Tons of Variety for Grape Leaves!

There is no ‘one-and-only’ filling, traditionally called hashwa for vine leaves. There are several versions, and each and every one of them has its unique hearty flavours that you just can’t get enough off! I’ve listed a few variations below made in a variety of different countries:

  • Turkish dolmas or yaprak sarmasi
  • Persian dolmeh
  • Syrian grape leaves or yabrak
  • Lebanese stuffed grape leaves
  • Vegetarian stuffed vines; Warak Enab Bil Zet aslo called Yalanji

Perfectly Rolled and Cooked Grape Leave!

Elegant rolls of grape leaves stuffed with rice and meat and topped with lamb in bone

How to Perfect Your Stuffed Vines Leaves

The recipe for making Warak Enab is simple, but I would say that the technique and the little tips and tricks are what make or break it.

You have to roll each leaf into an elegant thin wand shape but be careful to not roll them so tight because the rice needs to expand while it cooks.

Slowly pour water in the pot so it goes between the layers of stuffed vine leaves, lamb, and veggies.

Place a heavy plate on top of the rolls so that they don’t get a chance to swim around and become unwrap themselves.

I’ve added the right amount of filling in the recipe below so that the Warak Enab do not overfill and break during the rolling and cooking process. Check the recipe card for more details.


Juicy, Tender, Tantalizing Stuffed Grape Leaves

A beautiful plate of stuffed dolmas with lamb meat.. juicy and tender

Frequently Asked Questions

Can I stuff the vine leaves and layer them in the pot but not cook them?

If you want to save time, you can do so. Keep them in the fridge but no longer than 2 days.

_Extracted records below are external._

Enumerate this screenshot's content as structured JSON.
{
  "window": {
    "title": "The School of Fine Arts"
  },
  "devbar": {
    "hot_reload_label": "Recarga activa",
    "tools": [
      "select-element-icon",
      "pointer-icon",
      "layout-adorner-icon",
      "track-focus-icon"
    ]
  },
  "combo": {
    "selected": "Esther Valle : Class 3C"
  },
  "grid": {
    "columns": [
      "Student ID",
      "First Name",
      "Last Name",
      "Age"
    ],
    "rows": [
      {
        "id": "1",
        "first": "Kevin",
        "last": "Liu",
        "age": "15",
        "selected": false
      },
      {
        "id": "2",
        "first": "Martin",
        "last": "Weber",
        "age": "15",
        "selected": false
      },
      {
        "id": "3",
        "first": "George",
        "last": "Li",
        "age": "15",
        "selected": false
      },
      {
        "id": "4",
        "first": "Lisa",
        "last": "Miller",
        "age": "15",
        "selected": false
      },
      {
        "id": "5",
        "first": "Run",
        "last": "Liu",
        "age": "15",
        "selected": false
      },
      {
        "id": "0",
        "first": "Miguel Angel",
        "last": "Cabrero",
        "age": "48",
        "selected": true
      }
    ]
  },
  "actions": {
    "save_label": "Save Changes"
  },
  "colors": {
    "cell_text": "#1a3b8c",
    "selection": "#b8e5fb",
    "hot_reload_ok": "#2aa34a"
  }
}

Is warak enab and dolma the same?

Warak Enab is an Arabic word that literally translates into grape leaves. Stuffed Warak Enab is commonly knows as dolma, the Greek name for this dish.

What can I do with stuffed warak enab leftovers?

You can keep them in an airtight container in the fridge for 4- 5 days. If you want to keep them longer, set the container in the freezer and it may last up to 2 months.


Stuffed Waral Enab, My All-Time Favorite Meal

Stuffed vine leaves with lamb in bone is a savory flavorful meal

Syrian Stuffed Vine Leaves

Ingredients

  • Grape leaves
  • Short grain or Arabic rice
  • Minced lamb or beef
  • Lamb with bones
  • Olive oil
  • Ghee
  • Lemon
  • Black pepper
  • Arabic 7 spices
  • Salt
  • Crushed garlic
  • Whole garlic
  • Large onion
  • Large potato

Get Ready for the Stuffed Vine Leaves

Prepare warak enab and the stuffing.

First, remove the leaves from the packaging, soak in warm tap water and slowly peel them apart.

Then, fill a medium pot with boiling water and allow the leaves to boil in there for 2 minutes. Drain and immediately replace the boiling water with cold tap water. Allow to sit for a minute before draining the leaves. They are now ready to roll.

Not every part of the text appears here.